Pena de muerte, versión vasca

La abolición de la pena de muerte en la Unión Europea ha supuesto un gigantesco paso adelante de la humanidad, tal vez solo comparable en grandeza con la abolición de la esclavitud. Sospecho que nos olvidamos de ello con demasiada frecuencia y que no nos congratulamos lo suficientemente de tan magnífica gesta. No oigo al Papa hablar de ella, por cierto, ni a sus obispos, siempre tan ambiguos en sus referencias a la pena capital pero tan seguros de sí mismos a la hora de anatemizar a abortistas, homosexuales y demás indeseables.

El apego a la brutalidad justiciera del Estado no cede fácilmente, desde luego. Recuerdo los interminables debates sobre el tema en Gran Bretaña de la década de los 50, y ahí es- tán los muchos estados de EEUU que siguen hoy con el mismo brutal sistema. Los conservadores británicos de entonces machacaban sin descanso con el pretendido valor disuasorio de la máxima pena, para ellos su principal justificación, y razonaban que, si se abolía, habría un incremento notable de crímenes violentos. Sus oponentes no daban el brazo a torcer y utilizaban un argumento moral que a mí siempre me ha parecido impecable.

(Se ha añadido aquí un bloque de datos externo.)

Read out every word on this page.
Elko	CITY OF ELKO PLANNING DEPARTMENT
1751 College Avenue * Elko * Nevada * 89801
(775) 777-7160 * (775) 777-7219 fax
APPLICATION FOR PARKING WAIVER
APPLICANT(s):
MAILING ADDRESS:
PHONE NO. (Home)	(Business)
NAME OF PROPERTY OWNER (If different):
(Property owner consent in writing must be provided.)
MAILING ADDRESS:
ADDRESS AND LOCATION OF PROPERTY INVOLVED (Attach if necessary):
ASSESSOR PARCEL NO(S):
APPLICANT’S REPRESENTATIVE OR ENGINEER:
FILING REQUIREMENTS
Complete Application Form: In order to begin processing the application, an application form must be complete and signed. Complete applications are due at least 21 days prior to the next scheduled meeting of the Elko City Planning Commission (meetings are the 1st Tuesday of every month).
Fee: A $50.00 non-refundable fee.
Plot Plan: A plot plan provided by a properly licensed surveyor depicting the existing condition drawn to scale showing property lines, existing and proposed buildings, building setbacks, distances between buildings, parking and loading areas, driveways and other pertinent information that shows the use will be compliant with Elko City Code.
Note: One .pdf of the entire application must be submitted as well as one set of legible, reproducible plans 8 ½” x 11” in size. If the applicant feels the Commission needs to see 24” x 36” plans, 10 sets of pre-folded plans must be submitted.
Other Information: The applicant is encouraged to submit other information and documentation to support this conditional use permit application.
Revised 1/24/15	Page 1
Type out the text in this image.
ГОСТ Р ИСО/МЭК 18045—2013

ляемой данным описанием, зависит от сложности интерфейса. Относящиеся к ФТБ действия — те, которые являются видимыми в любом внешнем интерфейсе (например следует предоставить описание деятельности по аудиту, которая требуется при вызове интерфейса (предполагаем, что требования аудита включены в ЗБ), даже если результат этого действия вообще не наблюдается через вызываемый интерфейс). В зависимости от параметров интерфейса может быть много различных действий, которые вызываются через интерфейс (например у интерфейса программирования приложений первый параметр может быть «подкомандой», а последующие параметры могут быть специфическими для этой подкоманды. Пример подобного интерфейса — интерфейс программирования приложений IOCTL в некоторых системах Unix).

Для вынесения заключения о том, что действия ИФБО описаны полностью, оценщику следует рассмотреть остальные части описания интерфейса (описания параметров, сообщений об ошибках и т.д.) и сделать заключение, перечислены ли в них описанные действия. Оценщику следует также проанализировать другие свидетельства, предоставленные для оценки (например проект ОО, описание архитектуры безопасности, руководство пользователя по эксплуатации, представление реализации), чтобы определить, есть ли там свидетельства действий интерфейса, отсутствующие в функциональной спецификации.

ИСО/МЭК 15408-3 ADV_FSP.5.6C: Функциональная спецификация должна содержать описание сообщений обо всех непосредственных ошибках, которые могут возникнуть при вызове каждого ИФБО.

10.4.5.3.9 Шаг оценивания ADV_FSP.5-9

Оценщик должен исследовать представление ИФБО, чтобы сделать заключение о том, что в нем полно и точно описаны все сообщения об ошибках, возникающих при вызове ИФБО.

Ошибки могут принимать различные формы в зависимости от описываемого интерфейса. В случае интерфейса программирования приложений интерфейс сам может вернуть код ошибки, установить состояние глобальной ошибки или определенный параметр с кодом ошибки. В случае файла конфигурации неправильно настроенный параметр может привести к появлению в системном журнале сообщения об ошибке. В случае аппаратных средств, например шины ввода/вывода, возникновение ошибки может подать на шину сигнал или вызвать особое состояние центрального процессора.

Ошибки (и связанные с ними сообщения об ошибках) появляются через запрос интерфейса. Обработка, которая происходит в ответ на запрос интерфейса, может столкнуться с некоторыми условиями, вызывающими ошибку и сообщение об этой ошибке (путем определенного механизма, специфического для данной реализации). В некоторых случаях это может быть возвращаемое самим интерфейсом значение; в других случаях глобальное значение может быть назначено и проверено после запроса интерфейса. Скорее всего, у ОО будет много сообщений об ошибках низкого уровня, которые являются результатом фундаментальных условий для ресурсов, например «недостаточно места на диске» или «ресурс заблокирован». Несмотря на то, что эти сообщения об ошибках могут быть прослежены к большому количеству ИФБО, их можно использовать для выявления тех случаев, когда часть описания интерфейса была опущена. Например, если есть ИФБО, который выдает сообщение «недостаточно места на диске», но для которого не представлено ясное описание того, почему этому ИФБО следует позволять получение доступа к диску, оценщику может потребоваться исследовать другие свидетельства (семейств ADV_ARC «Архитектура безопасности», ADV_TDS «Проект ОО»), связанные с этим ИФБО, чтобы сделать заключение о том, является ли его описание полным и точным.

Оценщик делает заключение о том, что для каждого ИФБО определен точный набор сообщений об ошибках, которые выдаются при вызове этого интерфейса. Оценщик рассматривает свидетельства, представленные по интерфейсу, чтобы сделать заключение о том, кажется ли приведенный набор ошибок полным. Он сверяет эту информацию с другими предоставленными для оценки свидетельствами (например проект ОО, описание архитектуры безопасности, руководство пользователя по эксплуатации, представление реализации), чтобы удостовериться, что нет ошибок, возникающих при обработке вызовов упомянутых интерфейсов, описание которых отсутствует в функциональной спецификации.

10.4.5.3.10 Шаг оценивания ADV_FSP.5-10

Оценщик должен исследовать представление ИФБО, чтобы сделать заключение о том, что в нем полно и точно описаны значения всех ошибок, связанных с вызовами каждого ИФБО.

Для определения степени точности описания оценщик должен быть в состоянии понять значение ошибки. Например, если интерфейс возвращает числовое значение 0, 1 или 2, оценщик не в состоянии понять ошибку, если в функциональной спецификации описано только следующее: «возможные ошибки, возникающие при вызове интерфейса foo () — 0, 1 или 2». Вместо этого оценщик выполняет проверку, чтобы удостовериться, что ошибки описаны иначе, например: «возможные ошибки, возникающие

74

O sea, que la pena de muerte (y todo castigo físico) sería inadmisible incluso si se pudiera demostrar su fuerza disuasoria. Y ello por obscena, por repugnante y por absolutamente reñida con la caridad, también con los encargados de ejecutar la pena y la sociedad misma, forzada, de algún modo, a contemplar el horror cometido en su nombre.

Ser ciudadano de una Europa que ha hecho posible tal prohibición, dando con ello un ejemplo de dignidad al resto del mundo --en primer lugar a Estados Unidos-- a mí me produce un inmenso orgullo. Y ser ciudadano de una España donde nadie, cuando ocurrió la bestialidad de Atocha, expresó añoranza, al menos públicamente, del viejo sistema bíblico de la ley de talión, del ojo por ojo y del diente por diente.
Por todo ello me están obsesionando y deprimiendo especialmente estos días los vascos (y las vascas) del entorno etarra, los únicos que en Europa siguen abogando por --e imponiendo-- la pena de muerte, aunque solo unos pocos aprieten el gatillo. Lo terrible es que lo hacen en nombre de una patria que dicen amar, como si tal pretensión fuera compatible con destrozar vidas inocentes y arruinar familias. Los asesinos de ETA saben --no fue el caso con Franco-- que el Estado español, si logra detenerlos, no los va a matar, sean cuales sean las barbaridades cometidas. La cobardía, así, es mayor. Viendo las imágenes televisivas de los políticos de ANV en Mondragón, tomando nota de su torva mirada amenazadora, tengo que reconocer que me cuesta trabajo practicar la caridad a la cual me acabo de referir y en la cual creo. Hace 16 años me tocó pasar varios días en dicha localidad con un equipo de la BBC que preparaba una serie documental sobre la nueva España democrática. No olvidaré nunca la experiencia. Fuimos por tierras vascas con el propósito de entender y contar las raíces del problema separatista, y lo que vimos y oímos en Mondragón, donde el terror casi adquiría solidez física, nos convenció de que la evolución del fanatismo aberzale hacia un nacionalismo razonable y no violento iba a ser trabajo de muchos años, tal vez décadas.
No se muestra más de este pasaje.